Unnamed: 0,LotSize,Neighborhood,YearBuilt,Quality,SalePrice
Baker House,7420,BrkSide,1939,5,118000
Beazley House,14115,Mitchel,1993,5,143000
Dominguez House,14260,NoRidge,2000,8,250000
Hamilton House,6120,OldTown,1931,7,129900
James House,11250,CollgCr,2001,7,223500


In [76]:
# Or you can add the from_dict method and specify 'index' for the orient parameter, and then adjust your column names.
houses = pd.DataFrame.from_dict(house_dict, orient='index')
houses.columns = colnames
houses

Unnamed: 0,LotSize,Neighborhood,YearBuilt,Quality,SalePrice
Baker House,7420,BrkSide,1939,5,118000
Beazley House,14115,Mitchel,1993,5,143000
Dominguez House,14260,NoRidge,2000,8,250000
Hamilton House,6120,OldTown,1931,7,129900
James House,11250,CollgCr,2001,7,223500
Martinez House,9600,Veenker,1976,6,181500
Roberts House,9550,Crawfor,1915,7,140000
Smith House,8450,CollgCr,2003,7,208500
Snyder House,10084,Somerst,2004,8,307000
Zuckerman House,10382,NWAmes,1973,7,200000


## Applying Mathematical Functions to Dataframes

Like Numpy, Pandas also has some built-in mathematical functions that you can apply to series and data frames.

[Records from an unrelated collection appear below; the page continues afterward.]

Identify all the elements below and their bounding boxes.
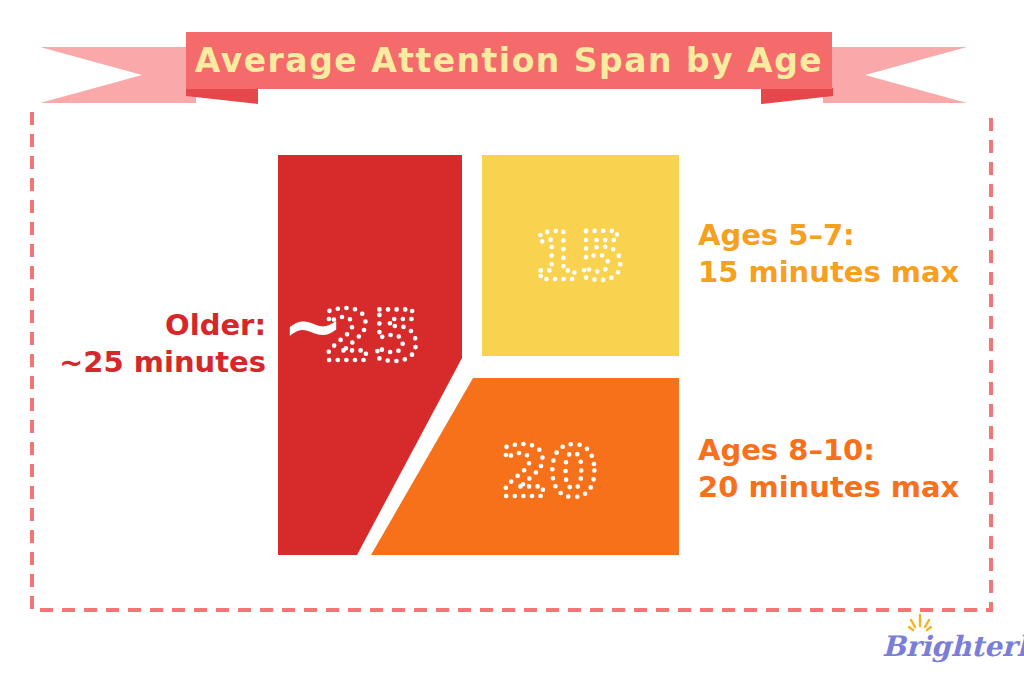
label-ages-5-7: Ages 5–7: 15 minutes max [698, 217, 959, 291]
ribbon-right-tail [823, 47, 967, 103]
infographic-canvas: 15 20 ~ 25 Average Attention Span by Age… [0, 0, 1024, 683]
value-older: 25 [323, 295, 420, 377]
label-older: Older: ~25 minutes [40, 307, 266, 381]
label-older-line2: ~25 minutes [40, 344, 266, 381]
ribbon-left-tail [40, 47, 196, 103]
label-ages-8-10-line1: Ages 8–10: [698, 432, 959, 469]
ribbon-right-fold [761, 88, 833, 104]
page-title: Average Attention Span by Age [186, 32, 832, 89]
sun-icon [908, 612, 932, 632]
label-ages-5-7-line2: 15 minutes max [698, 254, 959, 291]
label-ages-5-7-line1: Ages 5–7: [698, 217, 959, 254]
label-ages-8-10-line2: 20 minutes max [698, 469, 959, 506]
brand-name: Brighterly [882, 630, 1024, 663]
ribbon-left-fold [186, 88, 258, 104]
label-ages-8-10: Ages 8–10: 20 minutes max [698, 432, 959, 506]
label-older-line1: Older: [40, 307, 266, 344]
value-ages-8-10: 20 [500, 431, 597, 513]
value-ages-5-7: 15 [533, 218, 625, 295]
brand-logo: Brighterly [876, 612, 1016, 672]
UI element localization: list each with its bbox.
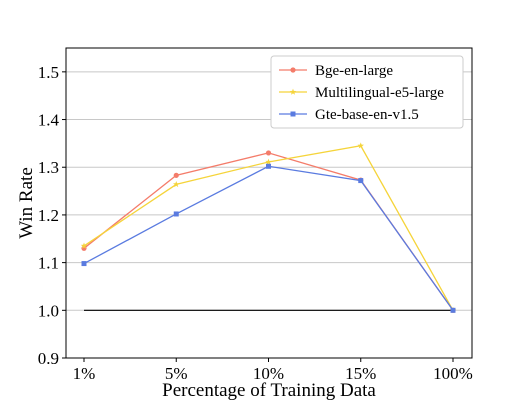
data-point [265, 158, 272, 165]
series-line [83, 165, 454, 311]
y-tick-label: 1.0 [38, 301, 59, 320]
x-tick-label: 10% [253, 364, 284, 383]
x-tick-label: 15% [345, 364, 376, 383]
legend-box [270, 55, 464, 129]
legend-item: Multilingual-e5-large [279, 85, 444, 101]
data-point [266, 163, 271, 169]
legend-label: Multilingual-e5-large [315, 85, 444, 101]
y-tick-label: 1.3 [38, 158, 59, 177]
legend-marker [290, 67, 296, 73]
y-tick-label: 1.4 [38, 111, 60, 130]
series-2 [81, 163, 456, 313]
legend-marker [290, 111, 296, 117]
x-axis-ticks: 1% 5% 10% 15% 100% [73, 358, 473, 383]
legend-label: Bge-en-large [315, 63, 393, 79]
series-0 [81, 150, 456, 313]
legend-label: Gte-base-en-v1.5 [315, 107, 419, 123]
x-axis-title: Percentage of Training Data [162, 380, 376, 401]
y-axis-title: Win Rate [16, 167, 37, 239]
legend-item: Bge-en-large [279, 63, 393, 79]
legend: Bge-en-large Multilingual-e5-large Gte-bas… [270, 55, 464, 129]
data-point [358, 178, 364, 184]
y-tick-label: 0.9 [38, 349, 59, 368]
y-axis-ticks: 0.9 1.0 1.1 1.2 1.3 1.4 1.5 [38, 63, 66, 368]
data-point [81, 261, 87, 267]
data-point [357, 142, 364, 149]
x-tick-label: 5% [165, 364, 188, 383]
data-point [173, 172, 179, 178]
x-tick-label: 100% [433, 364, 473, 383]
legend-marker [289, 88, 297, 95]
y-tick-label: 1.1 [38, 254, 59, 273]
y-tick-label: 1.5 [38, 63, 59, 82]
data-point [173, 211, 179, 217]
x-tick-label: 1% [73, 364, 96, 383]
data-point [173, 181, 180, 188]
data-point [80, 242, 88, 249]
series-line [83, 145, 454, 311]
series-lines [80, 142, 457, 314]
data-point [265, 150, 272, 156]
data-point [450, 307, 456, 313]
legend-item: Gte-base-en-v1.5 [279, 107, 419, 123]
legend-items: Bge-en-large Multilingual-e5-large Gte-bas… [279, 63, 444, 123]
y-tick-label: 1.2 [38, 206, 59, 225]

Let's take a look at some of the basic ones.

In [78]:
# Total price of all houses sold
houses['SalePrice'].sum()

1901400

In [79]:
# Average lot size of houses sold
houses['LotSize'].mean()

10123.1

In [None]:
#@title
# The latest year a house in the data set was built


In [81]:
# The earliest year a house in the data set was built
houses['YearBuilt'].max()

2004

## Summary

In this lesson, we learned about the two basic Pandas data structures - Series and DataFrames. We also learned how to reference the elements of a series and how to extract specific columns from a data frame. From there, we converted other Python data structures, such as lists and dictionaries, into Pandas DataFrames. Finally, we briefly looked at some basic mathematical functions that can be applied to a data frame's columns. We will be using all of these concepts and math functions as we progress through the program.